The secretary may accept from any governmental department or agency, public or private body or any other source grants or contributions to be used in carrying out the purposes of this article.

§16-8A-10. Reports by secretary.

The secretary shall report annually to the Governor and the Legislature on the number of applications for registry identification cards, the number of qualifying patients and primary caregivers approved, the nature of the debilitating medical conditions of the patients, the number of registry identification cards revoked and the number of physicians providing written certifications for patients. The report shall not contain any identifying information of patients, caregivers or physicians.

§16-8A-11. Health insurance.

This article may not be construed to require a government medical assistance program or private health insurer to reimburse a person for costs associated with the medical use of marijuana, or an employer to accommodate the medical use of marijuana in any workplace.

§16-8A-12. Sovereign immunity.

The state shall not be held liable for any deleterious outcomes from the medical use of marijuana by any qualifying patient.

§16-8A-13. Rule making.

The secretary shall promulgate rules in accordance with chapter twenty-nine-a of this code to effectuate the purposes of this article. The rules shall establish the application and renewal form, process and fee schedule and any limitations in the public interest on debilitating medical conditions not specifically included in this article.

§16-8A-14. Duty of West Virginia State Police.

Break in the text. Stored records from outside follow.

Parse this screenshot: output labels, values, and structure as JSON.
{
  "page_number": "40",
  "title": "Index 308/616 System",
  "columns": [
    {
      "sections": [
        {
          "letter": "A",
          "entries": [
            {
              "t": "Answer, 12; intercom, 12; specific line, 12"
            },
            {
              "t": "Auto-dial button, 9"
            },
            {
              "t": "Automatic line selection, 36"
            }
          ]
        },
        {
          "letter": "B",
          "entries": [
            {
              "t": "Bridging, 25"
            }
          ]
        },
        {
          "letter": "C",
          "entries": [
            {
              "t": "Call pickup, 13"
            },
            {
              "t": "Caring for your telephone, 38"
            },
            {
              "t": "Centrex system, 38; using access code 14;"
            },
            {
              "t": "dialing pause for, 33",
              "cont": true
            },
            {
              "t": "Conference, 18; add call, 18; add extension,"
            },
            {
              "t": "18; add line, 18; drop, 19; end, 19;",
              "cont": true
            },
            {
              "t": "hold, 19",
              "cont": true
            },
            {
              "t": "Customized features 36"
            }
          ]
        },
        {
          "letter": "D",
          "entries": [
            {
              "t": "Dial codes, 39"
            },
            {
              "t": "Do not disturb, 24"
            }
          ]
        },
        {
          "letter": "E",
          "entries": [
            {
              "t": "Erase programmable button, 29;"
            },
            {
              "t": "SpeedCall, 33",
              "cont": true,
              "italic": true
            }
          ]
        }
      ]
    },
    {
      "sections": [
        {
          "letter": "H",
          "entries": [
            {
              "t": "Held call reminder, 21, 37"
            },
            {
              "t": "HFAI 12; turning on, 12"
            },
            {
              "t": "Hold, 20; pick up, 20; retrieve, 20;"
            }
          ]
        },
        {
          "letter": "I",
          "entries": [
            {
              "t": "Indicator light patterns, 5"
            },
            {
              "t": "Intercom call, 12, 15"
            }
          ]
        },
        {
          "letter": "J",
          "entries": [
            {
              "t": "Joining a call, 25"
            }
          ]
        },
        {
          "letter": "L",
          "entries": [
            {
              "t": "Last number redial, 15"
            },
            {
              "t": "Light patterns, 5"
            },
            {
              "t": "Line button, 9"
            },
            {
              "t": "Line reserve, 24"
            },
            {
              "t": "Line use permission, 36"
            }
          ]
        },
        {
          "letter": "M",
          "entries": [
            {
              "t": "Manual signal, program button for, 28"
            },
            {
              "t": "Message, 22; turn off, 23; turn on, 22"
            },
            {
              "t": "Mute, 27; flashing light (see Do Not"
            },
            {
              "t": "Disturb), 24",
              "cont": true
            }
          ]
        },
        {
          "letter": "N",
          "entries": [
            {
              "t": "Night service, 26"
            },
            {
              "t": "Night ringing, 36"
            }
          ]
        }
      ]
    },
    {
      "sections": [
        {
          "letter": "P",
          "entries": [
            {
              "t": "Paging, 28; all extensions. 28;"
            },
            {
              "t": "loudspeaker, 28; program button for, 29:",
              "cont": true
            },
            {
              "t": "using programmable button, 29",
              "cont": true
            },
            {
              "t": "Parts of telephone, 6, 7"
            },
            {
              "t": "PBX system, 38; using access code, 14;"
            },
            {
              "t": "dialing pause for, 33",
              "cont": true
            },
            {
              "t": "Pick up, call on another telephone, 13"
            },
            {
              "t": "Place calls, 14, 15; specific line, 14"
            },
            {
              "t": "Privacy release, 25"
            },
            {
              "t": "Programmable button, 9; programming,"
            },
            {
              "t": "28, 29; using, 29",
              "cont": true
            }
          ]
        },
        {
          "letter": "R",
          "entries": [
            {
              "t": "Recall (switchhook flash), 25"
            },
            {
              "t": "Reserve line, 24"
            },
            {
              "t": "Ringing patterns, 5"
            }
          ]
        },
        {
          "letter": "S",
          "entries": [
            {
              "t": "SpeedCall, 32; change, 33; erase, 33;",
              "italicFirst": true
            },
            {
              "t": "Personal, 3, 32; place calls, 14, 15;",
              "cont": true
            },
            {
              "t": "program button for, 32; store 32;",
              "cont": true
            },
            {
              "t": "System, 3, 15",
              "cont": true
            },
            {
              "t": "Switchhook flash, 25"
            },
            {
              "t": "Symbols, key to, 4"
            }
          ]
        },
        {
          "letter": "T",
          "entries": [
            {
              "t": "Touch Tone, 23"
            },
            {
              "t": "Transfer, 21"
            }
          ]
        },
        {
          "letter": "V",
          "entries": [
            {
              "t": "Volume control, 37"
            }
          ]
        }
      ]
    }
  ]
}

The West Virginia State Police shall advise the department and caregivers on effective security measures for the possession and transportation of medical marijuana and shall inspect sites if requested.

 

 

NOTE: The purpose of this bill is to create the “Compassionate Use Medical Marijuana Act.” The bill states legislative intent of permitting the medical use of marijuana. The bill determines the types of patients and their physicians and caregivers who are exempt from prosecution. The bill also limits the amount of marijuana that may be possessed. The bill designates compassion centers and prohibits the operation of a motor vehicle. The bill also requires the use of identification cards and all record keeping to be confidential. The bill requires sales tax to be collected and deposited into a special fund for drug prevention and abuse. The bill requires reports be made to the Governor and Legislature. The bill requires the collecting of sales tax. The bill further sets forth duties of the State Police, defines terms, grants and rule-making authority.

 

This article is new; therefore, it has been completely underscored.